Self/Made #5 // Review
A fugitive AI is on the run from the authorities. She’s in search of the one person who might be able to prove that the world is a simulation. Things prove to be much more complicated than she had anticipated in the latest issue of writer Mathew Groom’s Self-Made. A showdown and a leap of faith are rendered for the page by Eduardo Ferigato with colors by Marcelo Costa. Groom plays with expectations in a twist on certain cyberpunk sci-fi conventions in a fifth chapter that brings a major shift in the story.
The story opens on the life of a man named Rafael. He’s responsible for a very advanced facility in an underdeveloped corner of the world. Mysteries of his lonely facility gradually peer out in the first third of the book before Amala arrives. The rogue AI that has been planted in the body of a simple android has arrived looking to confer with Rafael. She’s heard that he’d been seeking to explore a world beyond the apparent simulated world he suspects that he has been living in his whole life. Things get complicated as the authorities arrive at Rafael’s place fully armed with Amala’s programmer who has been captured.

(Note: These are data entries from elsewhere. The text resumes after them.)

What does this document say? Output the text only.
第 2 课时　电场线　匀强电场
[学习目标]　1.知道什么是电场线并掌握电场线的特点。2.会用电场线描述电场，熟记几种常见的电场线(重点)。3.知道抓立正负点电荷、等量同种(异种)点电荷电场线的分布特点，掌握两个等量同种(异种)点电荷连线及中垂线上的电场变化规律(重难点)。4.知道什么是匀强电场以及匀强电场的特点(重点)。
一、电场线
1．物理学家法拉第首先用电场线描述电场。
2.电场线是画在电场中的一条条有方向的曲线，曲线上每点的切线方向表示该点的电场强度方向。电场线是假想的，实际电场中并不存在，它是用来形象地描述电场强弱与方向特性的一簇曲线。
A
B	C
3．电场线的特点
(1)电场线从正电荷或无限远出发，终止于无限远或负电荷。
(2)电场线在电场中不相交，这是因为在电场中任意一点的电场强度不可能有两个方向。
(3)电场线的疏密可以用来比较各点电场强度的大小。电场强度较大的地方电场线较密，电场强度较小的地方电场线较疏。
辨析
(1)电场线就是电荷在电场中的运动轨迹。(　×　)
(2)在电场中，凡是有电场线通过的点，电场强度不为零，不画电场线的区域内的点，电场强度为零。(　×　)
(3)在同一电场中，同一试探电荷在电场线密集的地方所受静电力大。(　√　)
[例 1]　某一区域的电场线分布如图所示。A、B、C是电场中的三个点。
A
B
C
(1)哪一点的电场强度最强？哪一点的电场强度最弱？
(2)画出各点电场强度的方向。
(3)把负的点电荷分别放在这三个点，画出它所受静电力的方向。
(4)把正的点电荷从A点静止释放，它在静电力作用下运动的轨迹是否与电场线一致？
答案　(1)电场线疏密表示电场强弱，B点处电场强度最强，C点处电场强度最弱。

Groom’s story peels away in a couple of different directions here as Amala’s suspicions about the world might just turn out to be right. She had suspected that she had been pulled out of the framework of one simulated game world only to find herself planted in another. The explorations made at Rafael’s lab suggest that Amala’s not simply a deluded AI. The world Groom is developing now has an added layer of complexity. An intriguing mystery is met with brutal action as the authorities show up. The springboard into the action provides a bracing cliffhanger that could prove to be an exciting new direction for the series.
Ferigato amplifies the contrast between the lush vegetation of a small city against the humble emptiness of Rafael’s lab. The mystery is delivered to the page in a very straightforward style with a few flashbacks here and there. Following Groom’s lead, Ferigato lets the mystery be its own fantasy. No need to amplify the wonders of modern sci-fi technology. There’s too much mood and drama to deliver to make it all look overly sleek and stylish. The grittiness of the story is locked-on by muted blues and grays that dominate Costa’s color scheme. The ethereal glow of Amala’s presence adds the dull luminosity of wonder to the story’s visuals that are matched by a few brutal splatters of red near issues’ end. The two-paged of total black at the end of the issue amplify the mysteries that the series dives into next month.
Groom is showing a deft familiarity with the conventions of cyberpunk and simulated reality sci-fi. He’s not reinventing the wheel here, but he IS adding a few twists in and around the edges of sci-fi tropes that might begin to explore the nature of identity and reality with stylish new eyes. The issue feels like an introduction of sorts that stands quite well on its own as things shift gears into a new direction starting with the sixth issue.